More recently, over the period April-November 2018, the trade deficit is once again said to have widened to Rs 892 billion, an increase of 30 per cent over the same period in the previous year.
This timing suggests that global oil prices have been the significant driver of the total trade deficit. After all, India is a substantial net importer of oil. Periods of rising global oil prices have therefore been associated with higher total imports and when global oil prices fall or stay low, the import bill comes down correspondingly. So it seems only natural to assume that the external deficit is really driven by factors outside domestic policy control, particularly the vagaries of the global oil market. Indeed, there is no doubt that the Modi regime benefited hugely from the global decline in oil prices that was so marked in the first four years of its tenure, which reduced the pressure on the balance of trade, contributed to lower rates of domestic inflation, and provided windfall gains to the public coffers as the government did not pass on most of the oil price decline to consumers but instead raised tax rates. .
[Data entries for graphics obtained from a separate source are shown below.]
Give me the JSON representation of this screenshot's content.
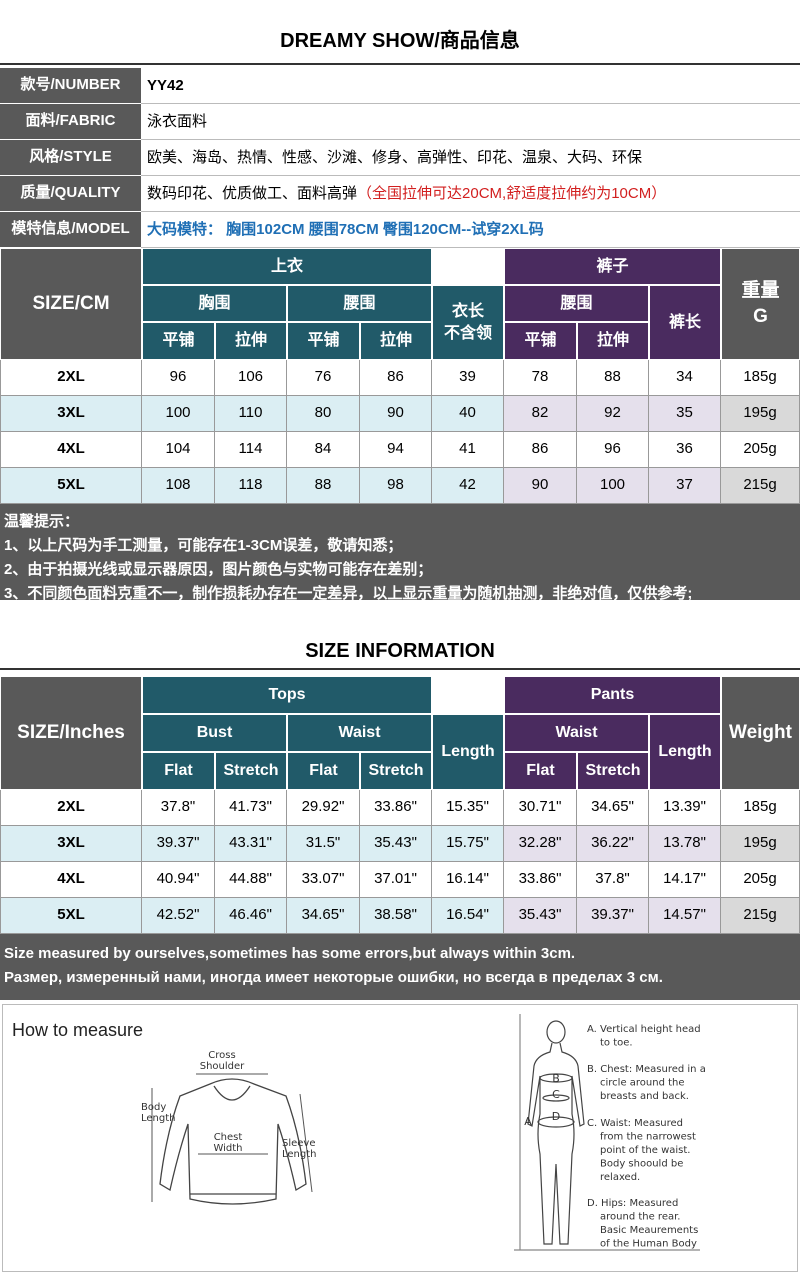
{
  "header": {
    "title": "DREAMY SHOW/商品信息"
  },
  "info": [
    {
      "label": "款号/NUMBER",
      "value": "YY42"
    },
    {
      "label": "面料/FABRIC",
      "value": "泳衣面料"
    },
    {
      "label": "风格/STYLE",
      "value": "欧美、海岛、热情、性感、沙滩、修身、高弹性、印花、温泉、大码、环保"
    },
    {
      "label": "质量/QUALITY",
      "value": "数码印花、优质做工、面料高弹",
      "note": "（全国拉伸可达20CM,舒适度拉伸约为10CM）"
    },
    {
      "label": "模特信息/MODEL",
      "value": "大码模特： 胸围102CM 腰围78CM 臀围120CM--试穿2XL码"
    }
  ],
  "cm_table": {
    "header": {
      "size": "SIZE/CM",
      "tops": "上衣",
      "bust": "胸围",
      "waist": "腰围",
      "length": [
        "衣长",
        "不含领"
      ],
      "pants": "裤子",
      "pants_waist": "腰围",
      "pants_length": "裤长",
      "weight": [
        "重量",
        "G"
      ],
      "sub": [
        "平铺",
        "拉伸",
        "平铺",
        "拉伸",
        "平铺",
        "拉伸"
      ]
    },
    "rows": [
      [
        "2XL",
        96,
        106,
        76,
        86,
        39,
        78,
        88,
        34,
        "185g"
      ],
      [
        "3XL",
        100,
        110,
        80,
        90,
        40,
        82,
        92,
        35,
        "195g"
      ],
      [
        "4XL",
        104,
        114,
        84,
        94,
        41,
        86,
        96,
        36,
        "205g"
      ],
      [
        "5XL",
        108,
        118,
        88,
        98,
        42,
        90,
        100,
        37,
        "215g"
      ]
    ]
  },
  "notes_cn": [
    "温馨提示：",
    "1、以上尺码为手工测量，可能存在1-3CM误差，敬请知悉；",
    "2、由于拍摄光线或显示器原因，图片颜色与实物可能存在差别；",
    "3、不同颜色面料克重不一，制作损耗办存在一定差异，以上显示重量为随机抽测，非绝对值，仅供参考;"
  ],
  "section2": {
    "title": "SIZE INFORMATION"
  },
  "inch_table": {
    "header": {
      "size": "SIZE/Inches",
      "tops": "Tops",
      "bust": "Bust",
      "waist": "Waist",
      "length": "Length",
      "pants": "Pants",
      "pants_waist": "Waist",
      "pants_length": "Length",
      "weight": "Weight",
      "sub": [
        "Flat",
        "Stretch",
        "Flat",
        "Stretch",
        "Flat",
        "Stretch"
      ]
    },
    "rows": [
      [
        "2XL",
        "37.8\"",
        "41.73\"",
        "29.92\"",
        "33.86\"",
        "15.35\"",
        "30.71\"",
        "34.65\"",
        "13.39\"",
        "185g"
      ],
      [
        "3XL",
        "39.37\"",
        "43.31\"",
        "31.5\"",
        "35.43\"",
        "15.75\"",
        "32.28\"",
        "36.22\"",
        "13.78\"",
        "195g"
      ],
      [
        "4XL",
        "40.94\"",
        "44.88\"",
        "33.07\"",
        "37.01\"",
        "16.14\"",
        "33.86\"",
        "37.8\"",
        "14.17\"",
        "205g"
      ],
      [
        "5XL",
        "42.52\"",
        "46.46\"",
        "34.65\"",
        "38.58\"",
        "16.54\"",
        "35.43\"",
        "39.37\"",
        "14.57\"",
        "215g"
      ]
    ]
  },
  "notes_en": [
    "Size measured by ourselves,sometimes has some errors,but always within 3cm.",
    "Размер, измеренный нами, иногда имеет некоторые ошибки, но всегда в пределах 3 см."
  ],
  "measure": {
    "title": "How to measure",
    "garment_labels": {
      "cross_shoulder": [
        "Cross",
        "Shoulder"
      ],
      "body_length": [
        "Body",
        "Length"
      ],
      "chest_width": [
        "Chest",
        "Width"
      ],
      "sleeve_length": [
        "Sleeve",
        "Length"
      ]
    },
    "figure_labels": [
      "A",
      "B",
      "C",
      "D"
    ],
    "items": [
      [
        "A. Vertical height head",
        "to toe."
      ],
      [
        "B. Chest: Measured in a",
        "circle around the",
        "breasts and back."
      ],
      [
        "C. Waist: Measured",
        "from the narrowest",
        "point of the waist.",
        "Body shoould be",
        "relaxed."
      ],
      [
        "D. Hips: Measured",
        "around the rear.",
        "Basic Meaurements",
        "of the Human Body"
      ]
    ]
  }
}
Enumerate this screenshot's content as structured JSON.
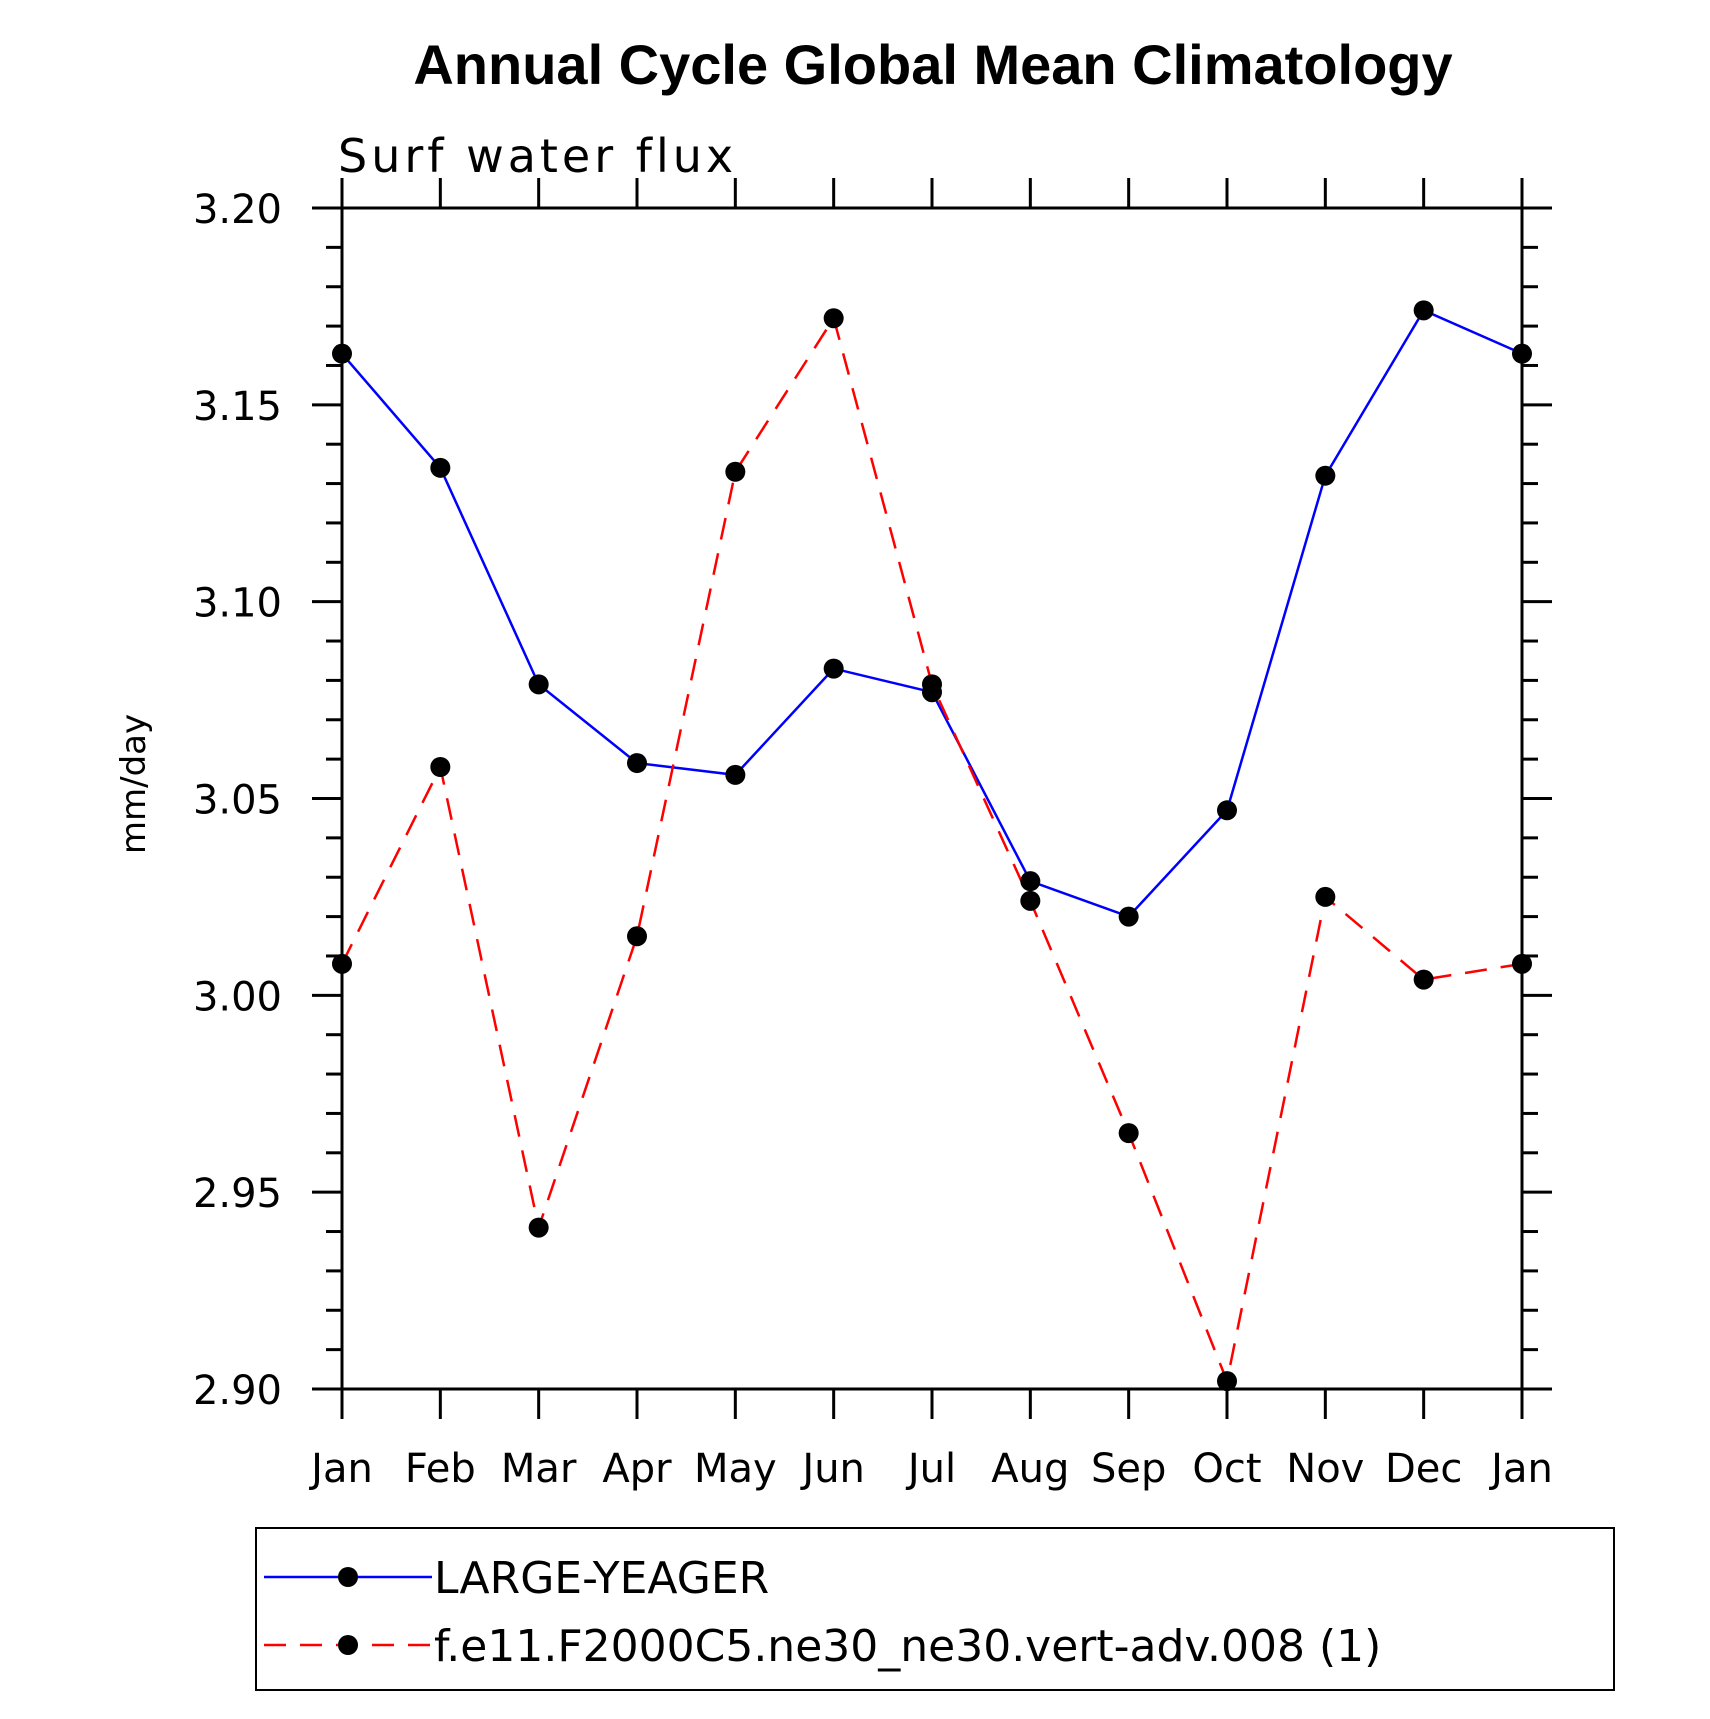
{
  "chart_data": {
    "type": "line",
    "title": "Annual Cycle Global Mean Climatology",
    "subtitle": "Surf water flux",
    "ylabel": "mm/day",
    "xlabel": "",
    "categories": [
      "Jan",
      "Feb",
      "Mar",
      "Apr",
      "May",
      "Jun",
      "Jul",
      "Aug",
      "Sep",
      "Oct",
      "Nov",
      "Dec",
      "Jan"
    ],
    "ylim": [
      2.9,
      3.2
    ],
    "yticks": [
      "2.90",
      "2.95",
      "3.00",
      "3.05",
      "3.10",
      "3.15",
      "3.20"
    ],
    "ytick_values": [
      2.9,
      2.95,
      3.0,
      3.05,
      3.1,
      3.15,
      3.2
    ],
    "legend_position": "bottom",
    "series": [
      {
        "name": "LARGE-YEAGER",
        "color": "#0000ff",
        "dash": "solid",
        "values": [
          3.163,
          3.134,
          3.079,
          3.059,
          3.056,
          3.083,
          3.077,
          3.029,
          3.02,
          3.047,
          3.132,
          3.174,
          3.163
        ]
      },
      {
        "name": "f.e11.F2000C5.ne30_ne30.vert-adv.008 (1)",
        "color": "#ff0000",
        "dash": "dashed",
        "values": [
          3.008,
          3.058,
          2.941,
          3.015,
          3.133,
          3.172,
          3.079,
          3.024,
          2.965,
          2.902,
          3.025,
          3.004,
          3.008
        ]
      }
    ]
  }
}
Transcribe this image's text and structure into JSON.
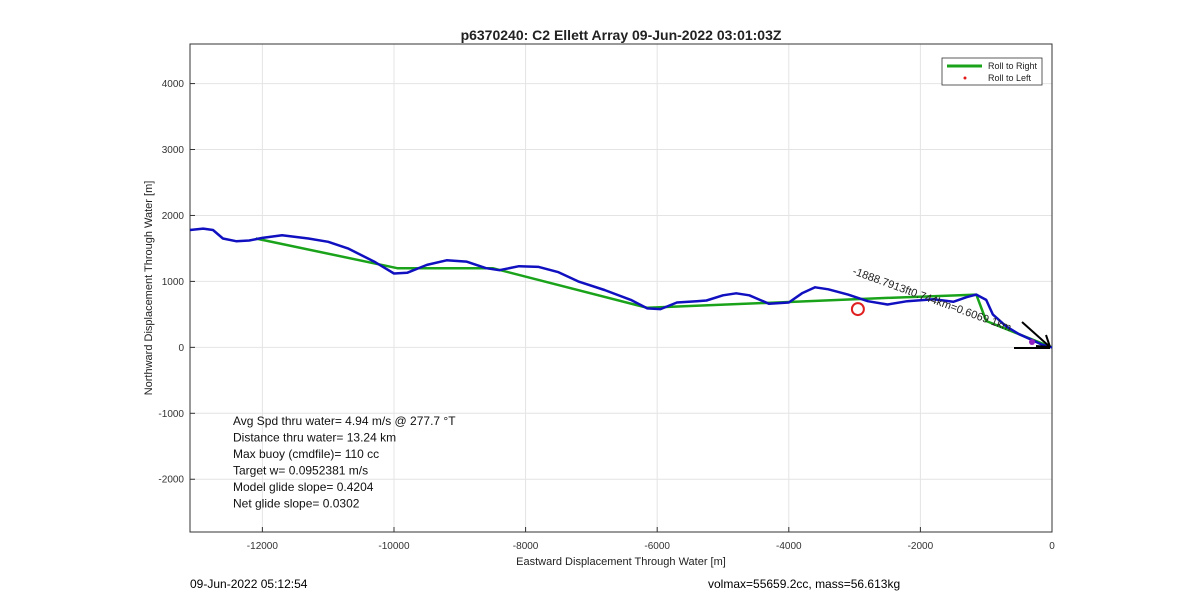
{
  "footer": {
    "left": "09-Jun-2022 05:12:54",
    "right": "volmax=55659.2cc, mass=56.613kg"
  },
  "chart_data": {
    "type": "line",
    "title": "p6370240: C2 Ellett Array 09-Jun-2022 03:01:03Z",
    "xlabel": "Eastward Displacement Through Water [m]",
    "ylabel": "Northward Displacement Through Water [m]",
    "xlim": [
      -13100,
      0
    ],
    "ylim": [
      -2800,
      4600
    ],
    "xticks": [
      -12000,
      -10000,
      -8000,
      -6000,
      -4000,
      -2000,
      0
    ],
    "yticks": [
      -2000,
      -1000,
      0,
      1000,
      2000,
      3000,
      4000
    ],
    "grid": true,
    "legend_position": "top-right",
    "legend": [
      {
        "label": "Roll to Right",
        "color": "#1aa31a",
        "marker": "line"
      },
      {
        "label": "Roll to Left",
        "color": "#e31a1a",
        "marker": "dot"
      }
    ],
    "series": [
      {
        "name": "Roll to Right",
        "color": "#1aa31a",
        "x": [
          -12100,
          -9950,
          -8500,
          -6150,
          -2500,
          -1150,
          -1000,
          0
        ],
        "y": [
          1650,
          1200,
          1200,
          600,
          750,
          800,
          400,
          0
        ]
      },
      {
        "color": "#1010c0",
        "x": [
          -13100,
          -12900,
          -12750,
          -12600,
          -12400,
          -12200,
          -12000,
          -11700,
          -11300,
          -11000,
          -10700,
          -10300,
          -10000,
          -9800,
          -9500,
          -9200,
          -8900,
          -8600,
          -8400,
          -8100,
          -7800,
          -7500,
          -7200,
          -6800,
          -6400,
          -6150,
          -5950,
          -5700,
          -5400,
          -5250,
          -5000,
          -4800,
          -4600,
          -4300,
          -4000,
          -3800,
          -3600,
          -3400,
          -3100,
          -2800,
          -2500,
          -2200,
          -1800,
          -1500,
          -1300,
          -1150,
          -1000,
          -900,
          -700,
          -500,
          -300,
          -150,
          0
        ],
        "y": [
          1780,
          1800,
          1780,
          1650,
          1610,
          1620,
          1660,
          1700,
          1650,
          1600,
          1500,
          1300,
          1120,
          1130,
          1250,
          1320,
          1300,
          1200,
          1170,
          1230,
          1220,
          1140,
          1000,
          870,
          720,
          590,
          580,
          680,
          700,
          710,
          790,
          820,
          790,
          660,
          680,
          820,
          910,
          880,
          800,
          700,
          650,
          700,
          730,
          690,
          760,
          800,
          720,
          500,
          320,
          200,
          110,
          40,
          0
        ]
      }
    ],
    "marker_red_circle": {
      "x": -2950,
      "y": 580
    },
    "arrow_annotation": {
      "text": "-1888.7913ft0.744km=0.6069 1km"
    },
    "stats_text": [
      "Avg Spd thru water=  4.94 m/s @ 277.7 °T",
      "Distance thru water= 13.24 km",
      "Max buoy (cmdfile)= 110 cc",
      "Target w= 0.0952381 m/s",
      "Model glide slope= 0.4204",
      "Net glide slope= 0.0302"
    ]
  }
}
However, matters with respect to the impact of oil prices on the balance of trade are not quite so simple. To start with, India is both and exporter and an importer of petroleum products, and the growing involvement of domestic oil refinery and distribution corporations (particularly the private ones) has made external trade in oil and oil products quite complicated. Quite often, increased oil exports reflect the choices domestic oil companies make to produce for the domestic market or to export, which in turn are related to the local prices and duties, therefore driven by domestic policy. Figure 2, which shows only the oil trade balance, indicates that the oil deficit can increase even in periods of relatively low global oil prices (as in 2016-17) precisely because of such choices made by Indian oil corporations, especially the private players like Reliance.
What complicates matters further is the fact that non-oil imports have typically been high and rising rapidly. Figure 3 shows that even in the mid-2000s, non-oil trade was largely in balance and then began to show only relatively small deficits from 2006 onwards. After 2008 such deficits grew rapidly, as imports kept growing much faster than exports. The non-oil merchandise trade deficit peaked in 2012-13, ironically a time when global oil prices were also not that low. They came down the following year, but then rose once more, as non-oil imports kept expanding rapidly.
It is worth noting that this increase was driven by increasing import volumes, as prices for many of India’s imports also remained low. This is an important point, because it points to the fact that the potential of imports to displace domestic production has been much greater than is indicated only by the value of imports. Indeed, increased imports of a variety of final goods, both primary and manufactured, have added to the woes of many small-scale producers in agriculture and industry as they have kept domestic prices of their output low, sometimes even below costs.
This has also meant that even in the period of rise in oil prices in 2017-18, the non-oil trade deficit was even larger than the oil trade deficit. Figure 4 points to an interesting tendency: since 2004, the share of the oil deficit in the total balance of trade deficit has been coming down continuously, barring the outlier year of 2013-14 when world oil prices spiked sharply. Indeed, from being 20 per cent more than the actual trade deficit (because the non-oil balance was in surplus then) it has fallen to explaining less than half – only 44 per cent of the deficit in 2017-18.
So high global oil prices are only one of the many reasons why India should be concerned about the rising external trade deficit. The more significant culprits lie elsewhere, and they cannot be simplistically blamed on global forces beyond the government’s control.